Memang tidak ada yang salah dalam hal ini karena mereka berdua adalah publik figur dan sudah menjadi kelaziman apa pun aktivitas yang dilakukan pesohor di negeri ini akan menjadi berita yang memiliki nilai jual tinggi.
Melongok pernikahan kedua insan yang tentu saja amat berbahagia itu membuat kita menyadari telah terjadi komersialisasi hal- hal yang bersifat privasi oleh televisi. Pertanyaan yang muncul kemudian pantaskah pernikahan selebritis yang menghabiskan biaya miliaran rupiah itu harus disiarkan berhari-hari bahkan secara penuh ? Apa manfaat tayangan ini bagi masyarakat ?
Bukankah ada orang-orang di negeri ini yang saat menonton televisi ingin mendapatkan inspirasi dan nilai-nilai kemaslahatan. Tentu saja bagi yang bernada sinis akan mengatakan "kalau tidak suka jangan ditonton, gitu aja kok repot". Nada sinis seperti itu sah sah saja, namun tayangan itu berada diruang publik dan menggunakan saluran publik dimana setiap orang punya hak mengkritisinya.
Fenomena ini menunjukan betapa frekuensi siaran milik publik yang sangat berharga kini telah digunakan oleh pengelola televisi untuk menyebarkan berbagai kesia-siaan. Bukankah izin yang diberikan kepada pengelola stasiun televisi menggunakan gelombang udara milik publik, menjadikan pemiliknya bertanggung jawab terhadap 235 juta rakyat Indonesia.
Pada sisi lain betapa banyak pihak yang dengan semangat dan idealisme yang dimiliki antre ingin mendirikan stasiun televisi namun karena terbatasnya saluran akhirnya memendam niat tersebut.

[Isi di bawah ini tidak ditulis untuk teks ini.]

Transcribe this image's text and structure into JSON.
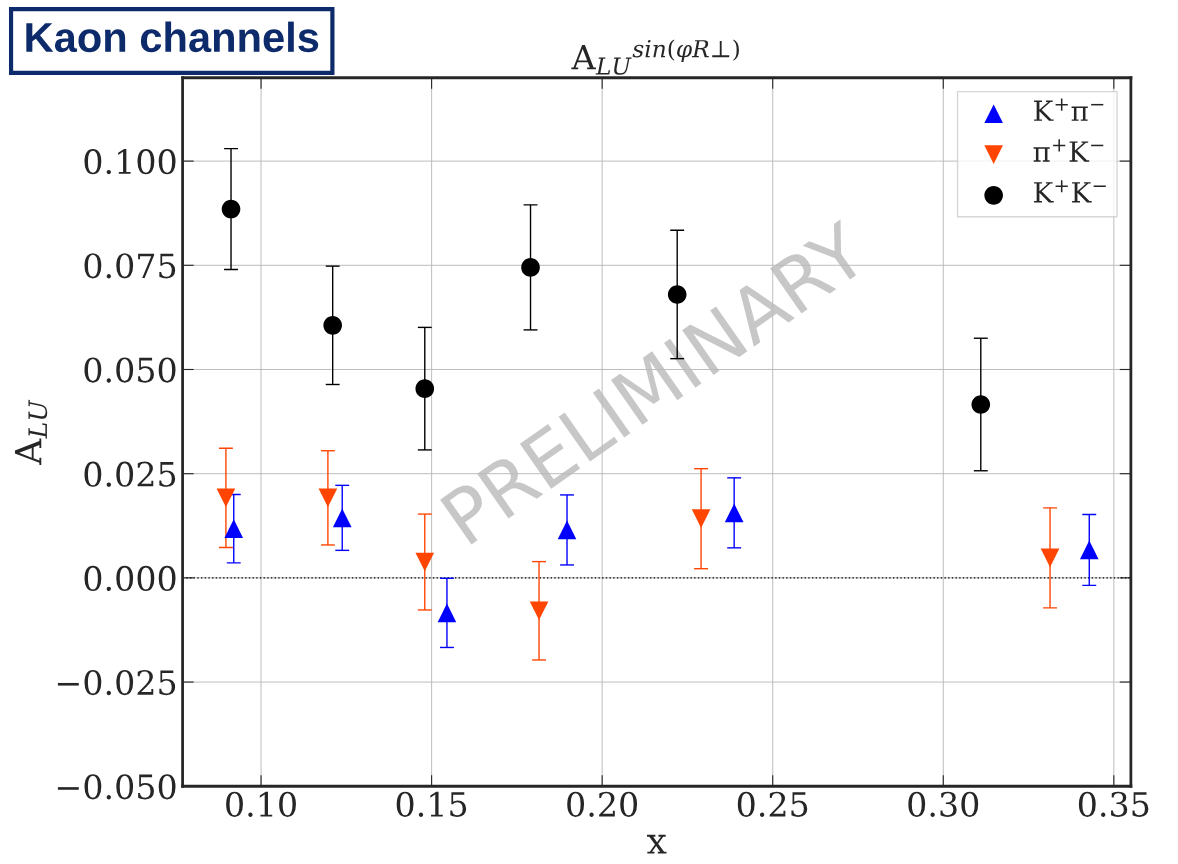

Akankah hal ini terus terjadi, televisi kita menayangkan hal- hal yang kurang mendidik demi mengejar rating. Siaran televisi memiliki kekuatan untuk mempengaruhi budaya dalam skala jauh lebih luas daripada media lainnya. Siaran televisi masuk ke ruang keluarga, bisa lebih dari 20 jam sehari, dan bisa dinikmati oleh siapapun tanpa peduli tingkat pendidikan dan usia.